Je ne vais pas faire durer le suspense : le film est un chef d'oeuvre, d'une beauté, d'une humanité et d'une subtilité rares. En fait, l'oeuvre de Bodrov tranche avec le pseudo-réalisme documentaire du cinéma de guerre soviétique (et l'expression n'a rien de péjoratif, j'en suis fou) où le héros russe devient le symbole de tout un peuple, renvoie par sa seule figure à celle de la collectivité. Ici, Bodrov reprend ce réalisme documentaire mais le détourne totalement. En guise de "héros", deux soldats dont on ne sait pas grand chose et qui se retrouvent otages de rebelles tchétchènes. Mais si le réalisme est de mise (et il l'est, un grand nombre de plans s'attarde sur les coutumes et les traditions religieuses de la communauté où sont détenus nos deux compères), toute trace de manichéisme est écartée.

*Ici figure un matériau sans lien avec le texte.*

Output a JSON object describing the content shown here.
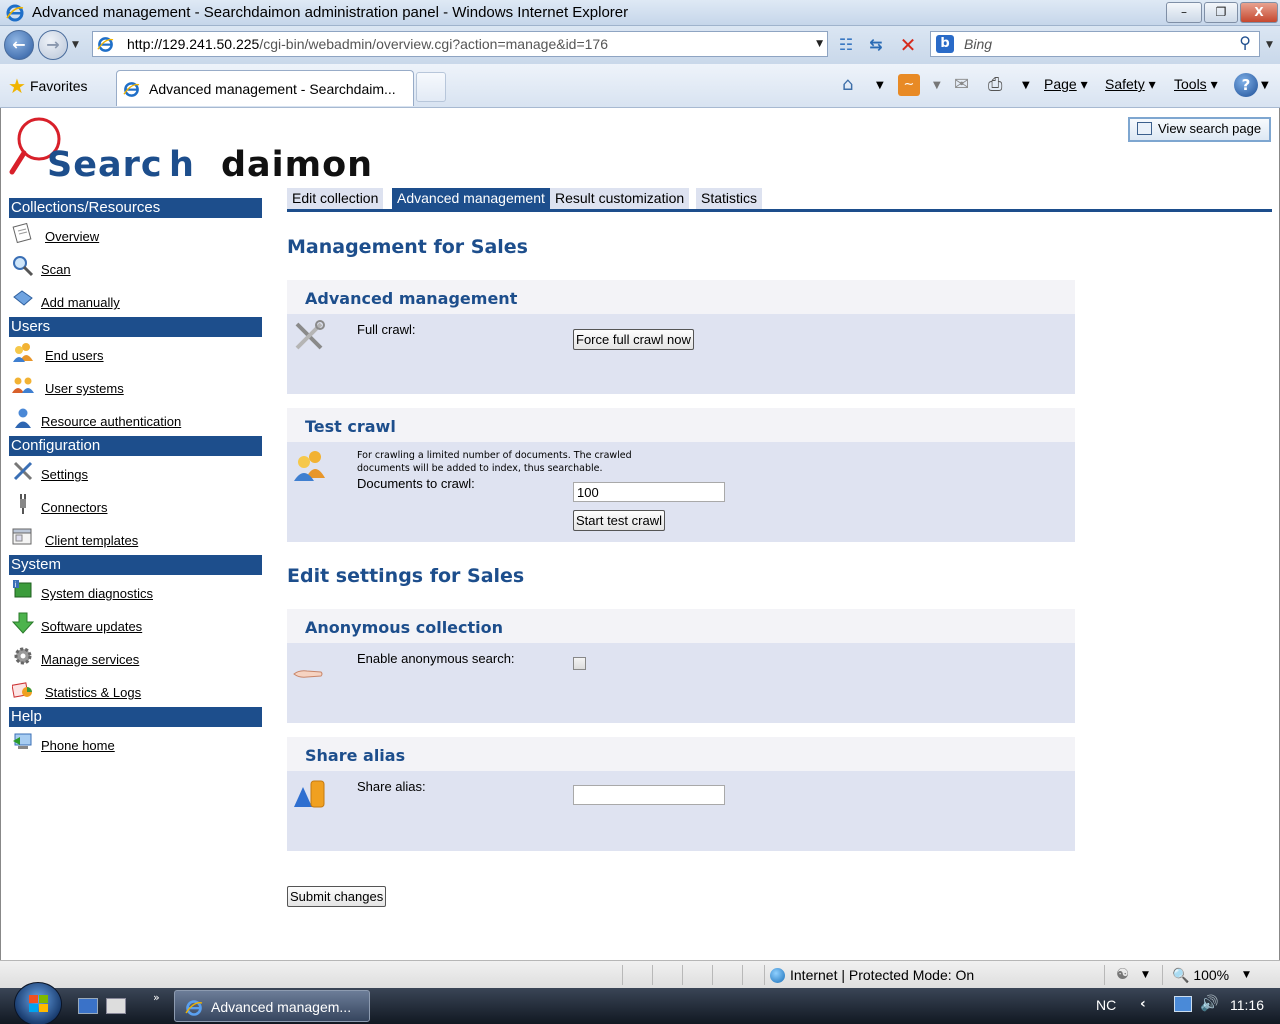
{
  "window": {
    "title": "Advanced management - Searchdaimon administration panel - Windows Internet Explorer",
    "minimize": "–",
    "maximize": "❐",
    "close": "X"
  },
  "address_bar": {
    "url_scheme_host": "http://129.241.50.225",
    "url_path": "/cgi-bin/webadmin/overview.cgi?action=manage&id=176",
    "search_placeholder": "Bing"
  },
  "favorites_bar": {
    "favorites_label": "Favorites",
    "tab_title": "Advanced management - Searchdaim...",
    "commands": {
      "page": "Page",
      "safety": "Safety",
      "tools": "Tools",
      "help": "?"
    }
  },
  "header": {
    "view_search_button": "View search page"
  },
  "sidebar": {
    "sections": [
      {
        "title": "Collections/Resources",
        "items": [
          "Overview",
          "Scan",
          "Add manually"
        ]
      },
      {
        "title": "Users",
        "items": [
          "End users",
          "User systems",
          "Resource authentication"
        ]
      },
      {
        "title": "Configuration",
        "items": [
          "Settings",
          "Connectors",
          "Client templates"
        ]
      },
      {
        "title": "System",
        "items": [
          "System diagnostics",
          "Software updates",
          "Manage services",
          "Statistics & Logs"
        ]
      },
      {
        "title": "Help",
        "items": [
          "Phone home"
        ]
      }
    ]
  },
  "tabs": [
    "Edit collection",
    "Advanced management",
    "Result customization",
    "Statistics"
  ],
  "main": {
    "management_title": "Management for Sales",
    "advanced": {
      "title": "Advanced management",
      "full_crawl_label": "Full crawl:",
      "force_button": "Force full crawl now"
    },
    "test_crawl": {
      "title": "Test crawl",
      "description": "For crawling a limited number of documents. The crawled documents will be added to index, thus searchable.",
      "docs_label": "Documents to crawl:",
      "docs_value": "100",
      "start_button": "Start test crawl"
    },
    "edit_title": "Edit settings for Sales",
    "anonymous": {
      "title": "Anonymous collection",
      "label": "Enable anonymous search:",
      "checked": false
    },
    "share_alias": {
      "title": "Share alias",
      "label": "Share alias:",
      "value": ""
    },
    "submit_button": "Submit changes"
  },
  "status_bar": {
    "zone": "Internet | Protected Mode: On",
    "zoom": "100%"
  },
  "taskbar": {
    "task_label": "Advanced managem...",
    "language": "NC",
    "clock": "11:16"
  }
}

Ici, les personnages ne symbolisent pas des nations ou des notions de Bien et Mal comme ce fut le cas pour le beau cinéma lyrique de l'URSS, de Eisenstein au Requiem pour un Massacre.
En ce sens, le film se rapproche de la vision d'un Alexei Guerman, qui dès les années 70, et cela lui a valu les foudres de la censure, dans des films comme la Vérification ou Mon ami Ivan Lapchine, consacrait des perspectives individualistes où les personnages étaient saisis dans toute leur ambiguïté.
A ceci près que le cinéma de Guerman, dans une situation d'opposition à l'égard des canons du cinéma d'URSS de l'époque, se développait en référence à celui-ci, et donc avec une certaine (mais très relative) lourdeur. L'absence de manichéisme, dans un film comme la Vérification, est presque survendue par la mise en scène.
Dans le Prisonnier du Caucase, qui a encore ceci de commun avec Guerman qu'il arrive à faire vivre des personnages dans des décors minimalistes, et c'est l'une des grandes forces du film, le trait n'est jamais forcé dans l'individualité des personnages. Il y a cette évidence que l'on ne retrouve pas chez Guerman, cette évidence de l'humanité des personnages, du refus du manichéisme, du refus du patriotisme et du symbolisme, sans jamais que cela soit appuyé par la mise en scène. Celle-ci se caractérise d'ailleurs par une simplicité salvatrice, évitant tout maniérisme affecté ou inutile. Mais surtout, elle a à la fois un côté documentaire et un côté paradjanovien en ce que Bodrov cherche véritablement à s'imprégner de l'esprit culturel du lieu de tournage, des coutumes des habitants, de la manière la plus simple qui soit : filmer les prières et les coutumes sans didactisme ou orientation de la mise en scène. Tout ceci contribue à mettre à égalité soldats russes orthodoxes et rebelles tchétchènes musulmans.
C'est cette simplicité, presque austérité parfois de la réalisation, qui donne ce naturel au film, son caractère évident, renforcé par quelques piques d'humour. Et même dans les instants les plus dramatiques, Bodrov ne démord pas de sa belle ligne d'intensité : pas d'effusion de violons ou de marques théâtrales propres au tragique.
Associez cela à un talent d'écriture remarquable qui arrive à retranscrire des relations ambiguës entre les différents protagoniste, d'un bord et de l'autre, et vous obtenez un véritable chef d'oeuvre. Sans compter que Bodrov s'est entouré d'une troupe d'acteurs géniaux, qui ne versent jamais dans le cabotinage ou dans le jeu larmoyant.
Du coup, je trouve cela dommage que Bodrov ait persévéré dans une voie plus facile par la suite : celle de la grosse production, qui se conjugue, a priori, mal avec la singularité stylistique et la personnalité qu'il affirme dans ce Prisonnier du Caucase. Mais je m'y intéresserai également.